Answer:
The maximum number of works that he can write while staying in his time budget is 24.
21 poems and 3 short stories
Step-by-step explanation:
In order to solve this problem we must first determine what our variables are. In this case it's the number of poems and short stories he can write.
p = # of poems
s = # of short stories
Next, we must build our objective function which will represent the total number of works he can write.
N=p+s
where N is the number of works.
Next, we must write the constrains based on the information provided by the problem.
The problem tells us that it takes him 30 hours to write a poem and 70 hours to write a short story and that he has 840 hours available to write them, so that constrain will be the following:
[tex]30p+70s \leq 840[/tex]
it also tells us that he wants to write at least 4 poems and 3 short stories so there we have our other two constrains.
[tex]p \geq 4[/tex]
[tex]s \geq 3 [/tex]
once we got our constrains we can go ahead and graph them to see how they will behave. (See attached picture)
In the graph p is the horizontal axis and s is the vertical axis.
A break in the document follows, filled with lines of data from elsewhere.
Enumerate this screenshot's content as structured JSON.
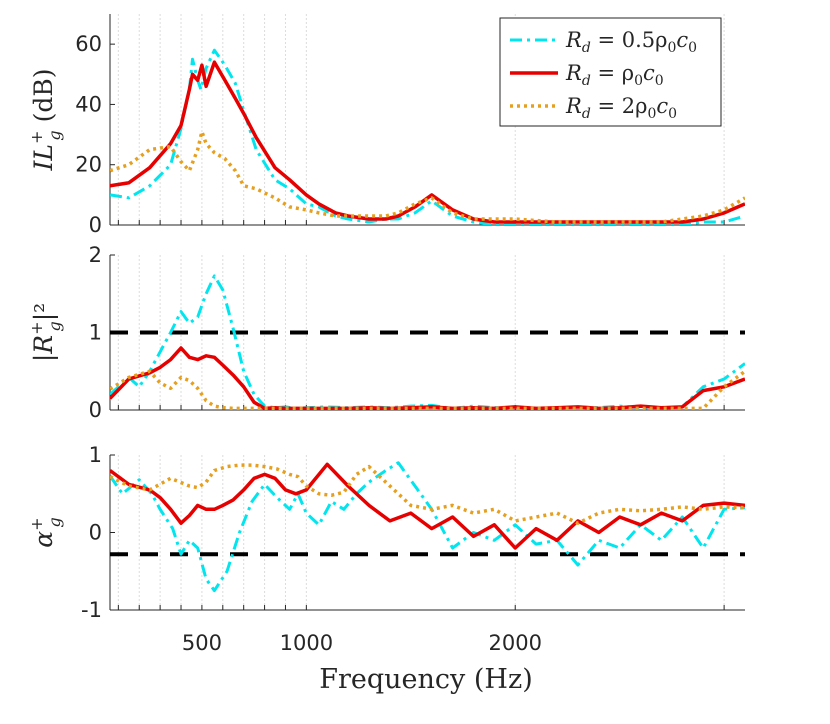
{
  "chart_data": [
    {
      "type": "line",
      "panel": "top",
      "ylabel": {
        "main": "IL",
        "sup": "+",
        "sub": "g",
        "tail": " (dB)"
      },
      "ylim": [
        0,
        70
      ],
      "yticks": [
        0,
        20,
        40,
        60
      ],
      "xlim": [
        60,
        3100
      ],
      "grid": true,
      "legend": {
        "placement": "top-right",
        "entries": [
          {
            "series": 0,
            "pre": "R",
            "sub": "d",
            "post": " = 0.5ρ",
            "sub2": "0",
            "post2": "c",
            "sub3": "0"
          },
          {
            "series": 1,
            "pre": "R",
            "sub": "d",
            "post": " = ρ",
            "sub2": "0",
            "post2": "c",
            "sub3": "0"
          },
          {
            "series": 2,
            "pre": "R",
            "sub": "d",
            "post": " = 2ρ",
            "sub2": "0",
            "post2": "c",
            "sub3": "0"
          }
        ]
      },
      "series": [
        {
          "x": [
            60,
            150,
            250,
            350,
            400,
            440,
            455,
            480,
            495,
            520,
            560,
            610,
            660,
            700,
            760,
            850,
            920,
            1000,
            1060,
            1140,
            1200,
            1300,
            1380,
            1440,
            1520,
            1600,
            1700,
            1800,
            1900,
            2000,
            2200,
            2300,
            2400,
            2500,
            2600,
            2700,
            2800,
            2900,
            3000,
            3100
          ],
          "y": [
            10,
            9,
            13,
            20,
            32,
            45,
            55,
            48,
            45,
            52,
            58,
            53,
            47,
            38,
            25,
            15,
            12,
            7,
            6,
            3,
            2,
            1,
            2,
            2,
            4,
            8,
            3,
            1,
            0,
            0,
            0,
            0,
            0,
            0,
            0,
            0,
            0,
            1,
            1,
            3
          ]
        },
        {
          "x": [
            60,
            150,
            250,
            350,
            400,
            440,
            455,
            480,
            500,
            520,
            560,
            610,
            660,
            700,
            760,
            850,
            920,
            1000,
            1060,
            1140,
            1200,
            1300,
            1380,
            1440,
            1520,
            1600,
            1700,
            1800,
            1900,
            2000,
            2200,
            2300,
            2400,
            2500,
            2600,
            2700,
            2800,
            2900,
            3000,
            3100
          ],
          "y": [
            13,
            14,
            19,
            27,
            33,
            45,
            50,
            48,
            53,
            46,
            54,
            48,
            42,
            37,
            29,
            19,
            15,
            10,
            7,
            4,
            3,
            2,
            2,
            3,
            6,
            10,
            5,
            2,
            1,
            1,
            1,
            1,
            1,
            1,
            1,
            1,
            1,
            2,
            4,
            7
          ]
        },
        {
          "x": [
            60,
            150,
            250,
            350,
            400,
            440,
            480,
            500,
            520,
            560,
            610,
            660,
            700,
            760,
            850,
            920,
            1000,
            1060,
            1140,
            1200,
            1300,
            1380,
            1440,
            1520,
            1600,
            1700,
            1800,
            1900,
            2000,
            2200,
            2300,
            2400,
            2500,
            2600,
            2700,
            2800,
            2900,
            3000,
            3100
          ],
          "y": [
            18,
            20,
            25,
            26,
            21,
            18,
            25,
            31,
            27,
            24,
            22,
            18,
            13,
            12,
            9,
            6,
            5,
            4,
            3,
            3,
            3,
            3,
            4,
            7,
            9,
            4,
            2,
            2,
            2,
            1,
            1,
            1,
            1,
            1,
            1,
            2,
            3,
            5,
            9
          ]
        }
      ]
    },
    {
      "type": "line",
      "panel": "middle",
      "ylabel": {
        "main": "|R",
        "sup": "+",
        "sub": "g",
        "tail": "|²"
      },
      "ylim": [
        0,
        2
      ],
      "yticks": [
        0,
        1,
        2
      ],
      "xlim": [
        60,
        3100
      ],
      "grid": true,
      "reference_line": 1,
      "series": [
        {
          "x": [
            60,
            150,
            200,
            250,
            300,
            350,
            400,
            440,
            480,
            520,
            560,
            600,
            650,
            700,
            750,
            800,
            850,
            900,
            950,
            1000,
            1100,
            1200,
            1300,
            1400,
            1500,
            1600,
            1700,
            1800,
            1900,
            2000,
            2100,
            2200,
            2300,
            2400,
            2500,
            2600,
            2700,
            2800,
            2900,
            3000,
            3100
          ],
          "y": [
            0.2,
            0.42,
            0.3,
            0.5,
            0.75,
            1.0,
            1.27,
            1.12,
            1.2,
            1.5,
            1.73,
            1.55,
            1.05,
            0.5,
            0.2,
            0.05,
            0.03,
            0.04,
            0.02,
            0.03,
            0.04,
            0.03,
            0.04,
            0.03,
            0.05,
            0.06,
            0.02,
            0.05,
            0.03,
            0.04,
            0.02,
            0.03,
            0.04,
            0.03,
            0.05,
            0.03,
            0.02,
            0.04,
            0.3,
            0.4,
            0.6
          ]
        },
        {
          "x": [
            60,
            150,
            250,
            300,
            350,
            400,
            440,
            480,
            520,
            560,
            600,
            650,
            700,
            750,
            800,
            850,
            900,
            1000,
            1100,
            1200,
            1300,
            1400,
            1500,
            1600,
            1700,
            1800,
            1900,
            2000,
            2100,
            2200,
            2300,
            2400,
            2500,
            2600,
            2700,
            2800,
            2900,
            3000,
            3100
          ],
          "y": [
            0.15,
            0.4,
            0.48,
            0.55,
            0.65,
            0.8,
            0.68,
            0.65,
            0.7,
            0.68,
            0.58,
            0.45,
            0.3,
            0.1,
            0.02,
            0.03,
            0.02,
            0.02,
            0.02,
            0.02,
            0.03,
            0.02,
            0.03,
            0.04,
            0.02,
            0.03,
            0.02,
            0.04,
            0.02,
            0.03,
            0.04,
            0.02,
            0.03,
            0.05,
            0.03,
            0.04,
            0.25,
            0.3,
            0.4
          ]
        },
        {
          "x": [
            60,
            150,
            250,
            300,
            350,
            400,
            440,
            480,
            520,
            560,
            600,
            650,
            700,
            750,
            800,
            900,
            1000,
            1100,
            1200,
            1300,
            1400,
            1500,
            1600,
            1700,
            1800,
            1900,
            2000,
            2100,
            2200,
            2300,
            2400,
            2500,
            2600,
            2700,
            2800,
            2900,
            3000,
            3100
          ],
          "y": [
            0.27,
            0.42,
            0.5,
            0.35,
            0.28,
            0.42,
            0.38,
            0.28,
            0.12,
            0.05,
            0.03,
            0.02,
            0.02,
            0.02,
            0.02,
            0.02,
            0.02,
            0.02,
            0.02,
            0.02,
            0.02,
            0.02,
            0.02,
            0.02,
            0.02,
            0.02,
            0.02,
            0.02,
            0.02,
            0.02,
            0.02,
            0.02,
            0.02,
            0.02,
            0.02,
            0.02,
            0.3,
            0.5
          ]
        }
      ]
    },
    {
      "type": "line",
      "panel": "bottom",
      "ylabel": {
        "main": "α",
        "sup": "+",
        "sub": "g",
        "tail": ""
      },
      "ylim": [
        -1,
        1
      ],
      "yticks": [
        -1,
        0,
        1
      ],
      "xlim": [
        60,
        3100
      ],
      "grid": true,
      "reference_line": -0.28,
      "series": [
        {
          "x": [
            60,
            120,
            200,
            260,
            300,
            360,
            400,
            440,
            480,
            520,
            560,
            620,
            680,
            740,
            800,
            860,
            920,
            960,
            1000,
            1060,
            1120,
            1180,
            1240,
            1300,
            1380,
            1440,
            1520,
            1600,
            1700,
            1800,
            1900,
            2000,
            2100,
            2200,
            2300,
            2400,
            2500,
            2600,
            2700,
            2800,
            2900,
            3000,
            3100
          ],
          "y": [
            0.73,
            0.5,
            0.68,
            0.5,
            0.3,
            0.05,
            -0.28,
            -0.1,
            -0.2,
            -0.6,
            -0.75,
            -0.5,
            0.0,
            0.4,
            0.62,
            0.45,
            0.3,
            0.5,
            0.25,
            0.1,
            0.4,
            0.3,
            0.5,
            0.65,
            0.8,
            0.9,
            0.6,
            0.3,
            -0.2,
            0.0,
            -0.1,
            0.1,
            -0.15,
            -0.1,
            -0.42,
            -0.1,
            -0.2,
            0.1,
            -0.1,
            0.2,
            -0.2,
            0.3,
            0.32
          ]
        },
        {
          "x": [
            60,
            150,
            250,
            300,
            350,
            400,
            440,
            480,
            520,
            560,
            600,
            650,
            700,
            750,
            800,
            850,
            900,
            950,
            1000,
            1100,
            1200,
            1300,
            1400,
            1500,
            1600,
            1700,
            1800,
            1900,
            2000,
            2100,
            2200,
            2300,
            2400,
            2500,
            2600,
            2700,
            2800,
            2900,
            3000,
            3100
          ],
          "y": [
            0.8,
            0.62,
            0.55,
            0.45,
            0.3,
            0.12,
            0.22,
            0.35,
            0.3,
            0.3,
            0.35,
            0.42,
            0.55,
            0.7,
            0.75,
            0.7,
            0.55,
            0.5,
            0.55,
            0.88,
            0.6,
            0.35,
            0.15,
            0.25,
            0.05,
            0.2,
            -0.05,
            0.1,
            -0.2,
            0.05,
            -0.1,
            0.15,
            0.0,
            0.2,
            0.1,
            0.25,
            0.15,
            0.35,
            0.38,
            0.35
          ]
        },
        {
          "x": [
            60,
            150,
            250,
            350,
            440,
            480,
            520,
            560,
            620,
            680,
            740,
            800,
            860,
            920,
            960,
            1000,
            1060,
            1120,
            1180,
            1240,
            1300,
            1400,
            1500,
            1600,
            1700,
            1800,
            1900,
            2000,
            2100,
            2200,
            2300,
            2400,
            2500,
            2600,
            2700,
            2800,
            2900,
            3000,
            3100
          ],
          "y": [
            0.72,
            0.6,
            0.55,
            0.7,
            0.6,
            0.58,
            0.65,
            0.8,
            0.85,
            0.87,
            0.87,
            0.85,
            0.82,
            0.75,
            0.72,
            0.6,
            0.5,
            0.48,
            0.52,
            0.75,
            0.85,
            0.6,
            0.35,
            0.3,
            0.35,
            0.25,
            0.3,
            0.15,
            0.2,
            0.25,
            0.12,
            0.25,
            0.3,
            0.28,
            0.3,
            0.33,
            0.3,
            0.33,
            0.32
          ]
        }
      ]
    }
  ],
  "xaxis": {
    "label": "Frequency (Hz)",
    "ticks": [
      500,
      1000,
      2000
    ],
    "minor_ticks": [
      100,
      200,
      300,
      400,
      600,
      700,
      800,
      900,
      3000
    ],
    "xlim": [
      60,
      3100
    ]
  },
  "series_styles": [
    {
      "color": "#00e5ee",
      "dash": "12 5 3 5",
      "width": 3
    },
    {
      "color": "#e60000",
      "dash": "",
      "width": 3.5
    },
    {
      "color": "#e6a020",
      "dash": "3 4",
      "width": 3.5
    }
  ],
  "reference_line_style": {
    "color": "#000000",
    "dash": "18 12",
    "width": 4
  }
}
On the graph we can see a polygon that is formed by the restriction. The vertices of the polygon will represent the optimal conditions for this linear programming problem. There are three optimal solutions there, so we need to test them to see which will return the greatest number of works he can write while keeping the given conditions.
Option 1:
4 poems and 3 short stories
N=4+3
N= 7 works
Option 2:
4 poems and 10 short stories
N=4+10
N=14 works
Option 3:
21 poems and 3 short stories
N=21+3
N=24 works
So the optimal solution will be given by option 3 with 21 poems and 3 short stories.